Pourquoi soutenir le projet de loi C-11 ?
Illustration © Sébastien Thibault
Le 2 février 2022, le ministre du Patrimoine canadien Pablo Rodriguez a introduit un projet de loi que le milieu de la culture attend depuis des années : La Loi sur la diffusion continue en ligne (projet de loi C-11).
intro c11
Le projet de loi C-11 vise à ce que les grandes entreprises de diffusion en ligne contribuent leur juste part aux écosystèmes culturels. Ce projet de loi permettra de corriger des années d’inégalités criantes en faisant en sorte que la Loi sur la radiodiffusion s’applique aux géants de la diffusion en ligne et aux entreprises dans l’environnement numérique.
La Loi sur la radiodiffusion, qui sera modernisée par ce projet de loi, est l’une des principales politiques culturelles au Canada. Elle fait en sorte que les créations et les productions canadiennes aient une place de choix sur nos ondes et nos écrans, et que les entreprises qui tirent des revenus de l’accès à la culture dans les secteurs de la musique et de l’audiovisuel contribuent à leur création, à leur mise en valeur et à leur diffusion.

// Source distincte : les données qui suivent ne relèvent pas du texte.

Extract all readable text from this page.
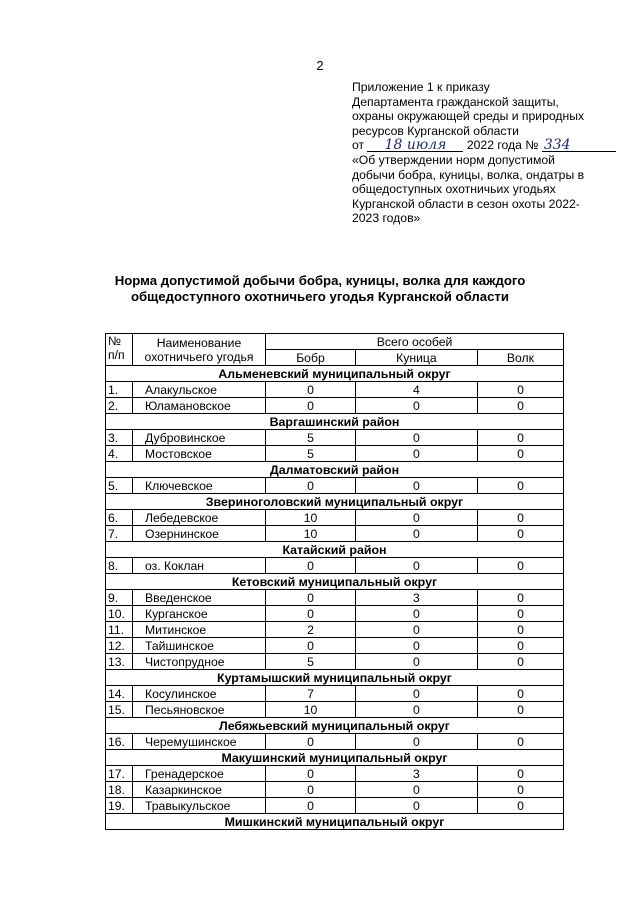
2
Приложение 1 к приказу
Департамента гражданской защиты,
охраны окружающей среды и природных
ресурсов Курганской области
от 18 июля 2022 года № 334
«Об утверждении норм допустимой
добычи бобра, куницы, волка, ондатры в
общедоступных охотничьих угодьях
Курганской области в сезон охоты 2022-
2023 годов»
Норма допустимой добычи бобра, куницы, волка для каждого
общедоступного охотничьего угодья Курганской области
№
п/п	Наименование
охотничьего угодья	Всего особей		
		Бобр	Куница	Волк
Альменевский муниципальный округ				
1.	Алакульское	0	4	0
2.	Юламановское	0	0	0
Варгашинский район				
3.	Дубровинское	5	0	0
4.	Мостовское	5	0	0
Далматовский район				
5.	Ключевское	0	0	0
Звериноголовский муниципальный округ				
6.	Лебедевское	10	0	0
7.	Озернинское	10	0	0
Катайский район				
8.	оз. Коклан	0	0	0
Кетовский муниципальный округ				
9.	Введенское	0	3	0
10.	Курганское	0	0	0
11.	Митинское	2	0	0
12.	Тайшинское	0	0	0
13.	Чистопрудное	5	0	0
Куртамышский муниципальный округ				
14.	Косулинское	7	0	0
15.	Песьяновское	10	0	0
Лебяжьевский муниципальный округ				
16.	Черемушинское	0	0	0
Макушинский муниципальный округ				
17.	Гренадерское	0	3	0
18.	Казаркинское	0	0	0
19.	Травыкульское	0	0	0
Мишкинский муниципальный округ				
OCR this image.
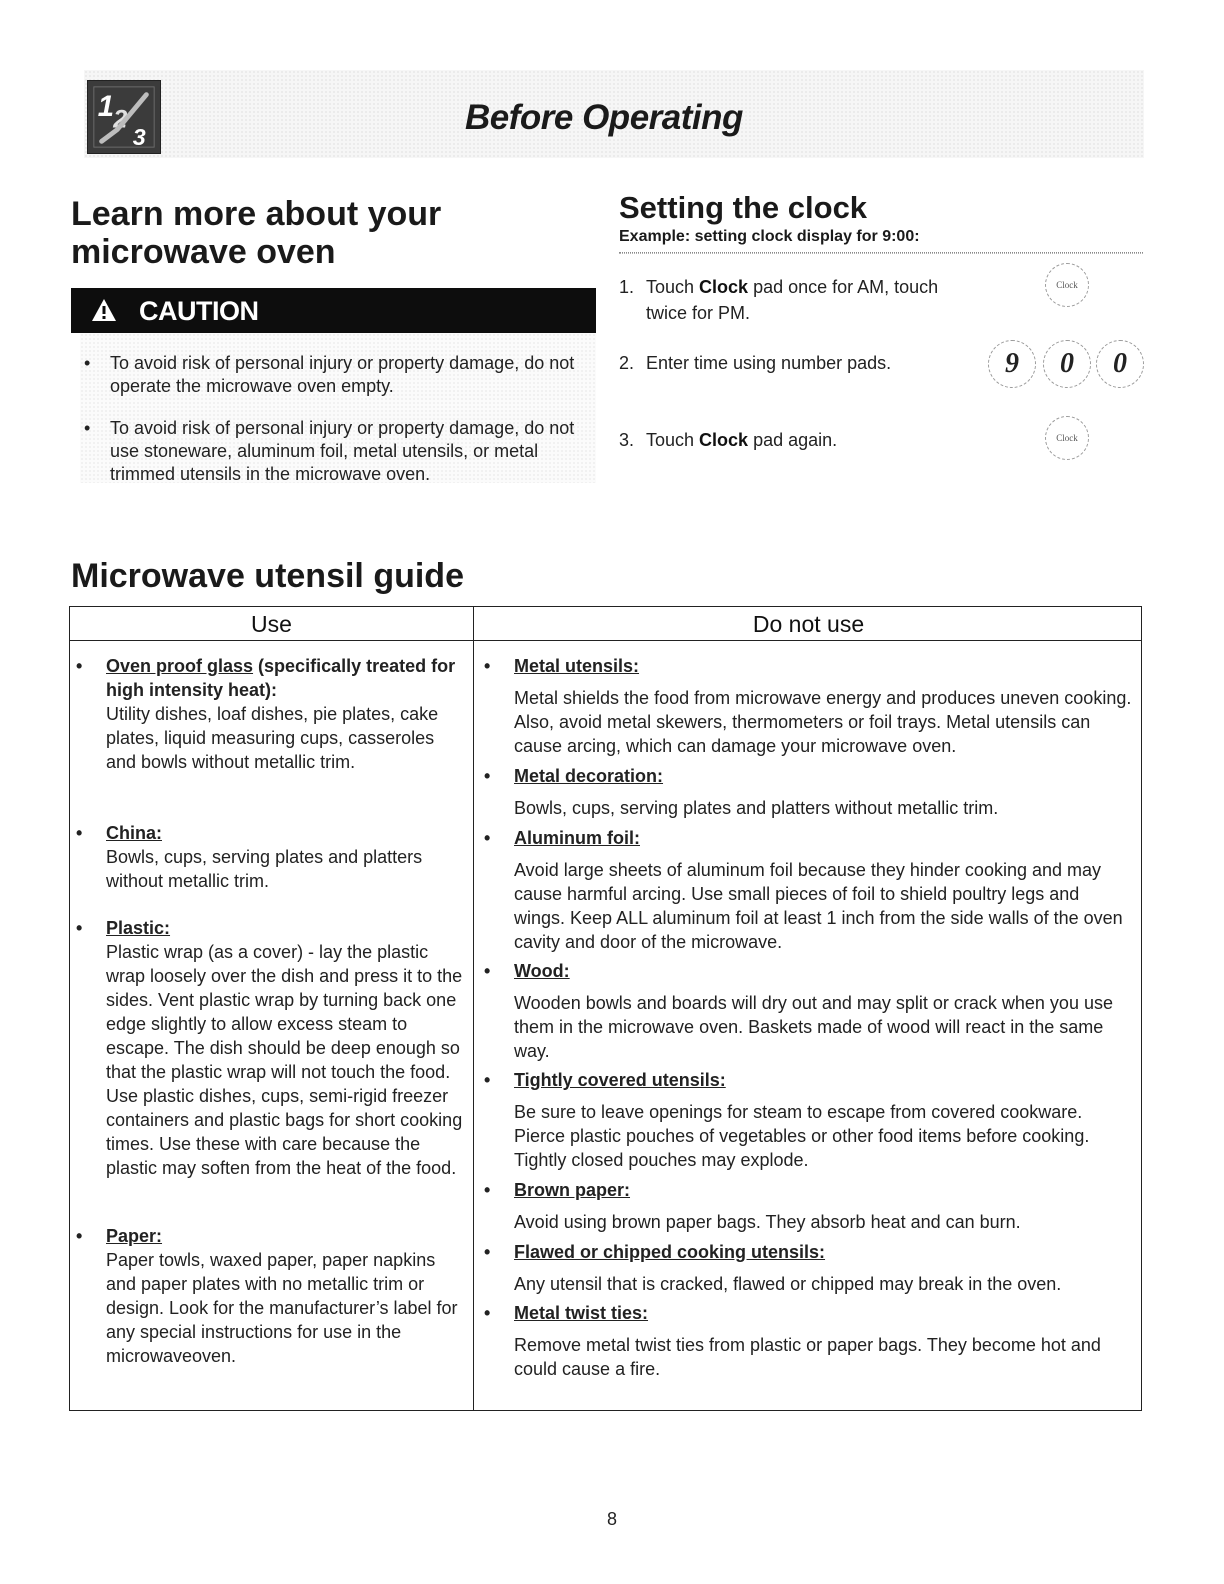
1 2
3
Before Operating
Learn more about your
microwave oven
CAUTION
•	To avoid risk of personal injury or property damage, do not operate the microwave oven empty.
•	To avoid risk of personal injury or property damage, do not use stoneware, aluminum foil, metal utensils, or metal trimmed utensils in the microwave oven.
Setting the clock
Example: setting clock display for 9:00:
1. Touch Clock pad once for AM, touch twice for PM.
2. Enter time using number pads.
3. Touch Clock pad again.
Clock
9 0 0
Clock
Microwave utensil guide
Use	Do not use
•	Oven proof glass (specifically treated for high intensity heat):
Utility dishes, loaf dishes, pie plates, cake plates, liquid measuring cups, casseroles and bowls without metallic trim.
•	China:
Bowls, cups, serving plates and platters without metallic trim.
•	Plastic:
Plastic wrap (as a cover) - lay the plastic wrap loosely over the dish and press it to the sides. Vent plastic wrap by turning back one edge slightly to allow excess steam to escape. The dish should be deep enough so that the plastic wrap will not touch the food. Use plastic dishes, cups, semi-rigid freezer containers and plastic bags for short cooking times. Use these with care because the plastic may soften from the heat of the food.
•	Paper:
Paper towls, waxed paper, paper napkins and paper plates with no metallic trim or design. Look for the manufacturer’s label for any special instructions for use in the microwaveoven.
•	Metal utensils:
Metal shields the food from microwave energy and produces uneven cooking. Also, avoid metal skewers, thermometers or foil trays. Metal utensils can cause arcing, which can damage your microwave oven.
•	Metal decoration:
Bowls, cups, serving plates and platters without metallic trim.
•	Aluminum foil:
Avoid large sheets of aluminum foil because they hinder cooking and may cause harmful arcing. Use small pieces of foil to shield poultry legs and wings. Keep ALL aluminum foil at least 1 inch from the side walls of the oven cavity and door of the microwave.
•	Wood:
Wooden bowls and boards will dry out and may split or crack when you use them in the microwave oven. Baskets made of wood will react in the same way.
•	Tightly covered utensils:
Be sure to leave openings for steam to escape from covered cookware. Pierce plastic pouches of vegetables or other food items before cooking. Tightly closed pouches may explode.
•	Brown paper:
Avoid using brown paper bags. They absorb heat and can burn.
•	Flawed or chipped cooking utensils:
Any utensil that is cracked, flawed or chipped may break in the oven.
•	Metal twist ties:
Remove metal twist ties from plastic or paper bags. They become hot and could cause a fire.
8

Les Canadiennes et les Canadiens accèdent de plus en plus à la culture par le biais de plateformes en ligne. L’essentiel de l’écosystème de la diffusion est en transition vers le contenu numérique. Cela comporte une série d’avantages pour le public et les créateurs: accès accru à une diversité de récits, de pièces musicales et d’idées, multiplication des opportunités permettant aux créateurs de faire rayonner leurs œuvres, capacité renouvelée d’atteindre des publics au Canada et dans le monde entier…
Plusieurs grandes entreprises profitent de cette ère numérique, sans obligation de contribuer. Les artistes, les créateurs, les producteurs, les éditeurs et les autres professionnels des industries de la musique et de l’audiovisuel, ainsi que la société en général, ne récoltent pas les bénéfices d’investissements supplémentaires dans l’écosystème culturel canadien. Le projet de loi C-11 a été présenté pour corriger cette injustice.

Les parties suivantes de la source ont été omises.